Location
- 301 Jaguar Lane Guthrie, Texas 79236-0070 United States
- Coordinates: 33°37′25″N 100°19′27″W﻿ / ﻿33.6235°N 100.3243°W

Information
- School type: Public K-12
- School district: Guthrie Common School District
- Grades: PK-12
- Enrollment: 98 (2023-2024)
- Colors: Green & gold
- Athletics conference: UIL Class A
- Mascot: Jaguar
- Yearbook: Jaguar
- Website: www.guthriejags.com

= Guthrie Common School District =

School district in Texas

Guthrie Common School District is a public school district based in the community of Guthrie, Texas (USA), in central King County.

The school district covers the majority of King County, excepting a portion in the northeast (which instead is in the Crowell Independent School District).

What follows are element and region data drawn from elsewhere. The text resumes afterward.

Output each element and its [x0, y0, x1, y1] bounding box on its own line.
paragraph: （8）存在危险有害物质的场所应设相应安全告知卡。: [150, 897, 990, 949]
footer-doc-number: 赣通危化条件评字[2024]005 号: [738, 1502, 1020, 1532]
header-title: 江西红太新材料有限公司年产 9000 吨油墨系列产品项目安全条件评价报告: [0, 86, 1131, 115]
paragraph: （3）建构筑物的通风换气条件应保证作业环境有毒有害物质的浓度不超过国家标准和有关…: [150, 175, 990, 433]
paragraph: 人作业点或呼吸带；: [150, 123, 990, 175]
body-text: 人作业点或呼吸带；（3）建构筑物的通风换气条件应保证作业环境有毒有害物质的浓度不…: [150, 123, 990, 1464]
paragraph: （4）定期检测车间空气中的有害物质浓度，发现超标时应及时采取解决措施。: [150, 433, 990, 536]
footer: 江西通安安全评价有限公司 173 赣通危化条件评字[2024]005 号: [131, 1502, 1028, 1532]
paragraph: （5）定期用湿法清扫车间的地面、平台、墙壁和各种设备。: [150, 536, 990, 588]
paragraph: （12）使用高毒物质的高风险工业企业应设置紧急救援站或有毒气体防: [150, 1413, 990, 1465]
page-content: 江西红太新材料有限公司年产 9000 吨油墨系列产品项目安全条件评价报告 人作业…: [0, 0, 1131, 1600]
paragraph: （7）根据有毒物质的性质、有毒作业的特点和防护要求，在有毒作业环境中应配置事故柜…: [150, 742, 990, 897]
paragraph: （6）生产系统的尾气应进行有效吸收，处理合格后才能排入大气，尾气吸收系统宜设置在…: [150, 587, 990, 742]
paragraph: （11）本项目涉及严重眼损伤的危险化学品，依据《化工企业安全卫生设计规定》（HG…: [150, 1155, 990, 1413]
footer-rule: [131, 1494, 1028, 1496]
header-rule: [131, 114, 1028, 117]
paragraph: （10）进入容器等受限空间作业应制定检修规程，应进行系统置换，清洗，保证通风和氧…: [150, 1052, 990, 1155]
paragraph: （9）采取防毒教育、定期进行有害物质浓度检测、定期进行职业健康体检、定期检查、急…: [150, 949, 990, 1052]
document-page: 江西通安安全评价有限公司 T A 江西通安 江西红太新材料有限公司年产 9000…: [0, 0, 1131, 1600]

The district operates one building that houses Guthrie School (which serves students in grades kindergarten through twelve), as well as the GCSD administration offices and the King County Library. Guthrie School is a public K-12 school, located in Guthrie, that is classified as a 1A school by the UIL. In 2015, the school was rated "Met Standard" by the Texas Education Agency.

==Academic achievement==
In 2011, the school district was rated "Recognized" by the Texas Education Agency.

==Athletics==
The Guthrie Jaguars compete in cross country, six-man football, basketball, golf, and track.

The school district built a new gymnasium completed for the 2010–2011 season.